При этом значительное количество водяного газа перекачивалось обратно в бутыли через конденсаторные клапаны, короной укрепленные на макушке воздушного шара. Снижаясь в конце путешествия, можно было просто спустить все мешки, вместо того чтобы протыкать их и тратить невозместимый водяной газ. (Водяной газ очень легкий, и за время полета его и так достаточно уходило в атмосферу через оболочку мешков.) Таким образом, воздушный шар сможет набрать высоту во второй раз, а возможно, даже и в третий.
Здесь очень пригодились знания Тэма в области газовых печей и разновидностей глины; Тэм лепил легкие и прочные керамические горшки, бутыли для хранения газа, помпы и все, что использовалось для производства горячего воздуха, решая таким образом проблему, которая поставила в тупик фабрики Гинимоя с их предубеждением в пользу тяжелых металлических конструкций.

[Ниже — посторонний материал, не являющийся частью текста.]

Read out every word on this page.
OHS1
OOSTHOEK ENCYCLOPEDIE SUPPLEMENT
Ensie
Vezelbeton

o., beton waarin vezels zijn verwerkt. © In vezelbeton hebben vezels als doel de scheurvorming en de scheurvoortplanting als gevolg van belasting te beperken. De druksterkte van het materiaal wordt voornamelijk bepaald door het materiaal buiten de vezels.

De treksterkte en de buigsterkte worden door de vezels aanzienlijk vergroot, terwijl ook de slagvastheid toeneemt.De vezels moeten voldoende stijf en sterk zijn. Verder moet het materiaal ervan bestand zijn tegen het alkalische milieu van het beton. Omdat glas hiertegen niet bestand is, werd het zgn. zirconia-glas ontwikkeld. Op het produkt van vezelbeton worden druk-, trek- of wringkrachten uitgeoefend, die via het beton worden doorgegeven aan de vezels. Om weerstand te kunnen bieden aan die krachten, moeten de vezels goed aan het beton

Что же до рулевого управления, у воздушного шара его не было. До сих пор управление осуществлялось посредством лопастей, вращаемых сжатым воздухом — но этот способ был неэффективен, и механизм был лишь дополнительным грузом. От него пришлось отказаться ради увеличения высоты и грузоподъемности. Оставалось лишь отдаться на милость ветров в высоких слоях атмосферы и надеяться на то, что удастся благополучно спуститься и выбрать место для безопасной посадки. (Однако когда-нибудь гончарное искусство Тэма, вероятно, приведет к производству мощных легких «двигателей», которые смогут удерживать курс воздушного шара независимо от направления ветра.)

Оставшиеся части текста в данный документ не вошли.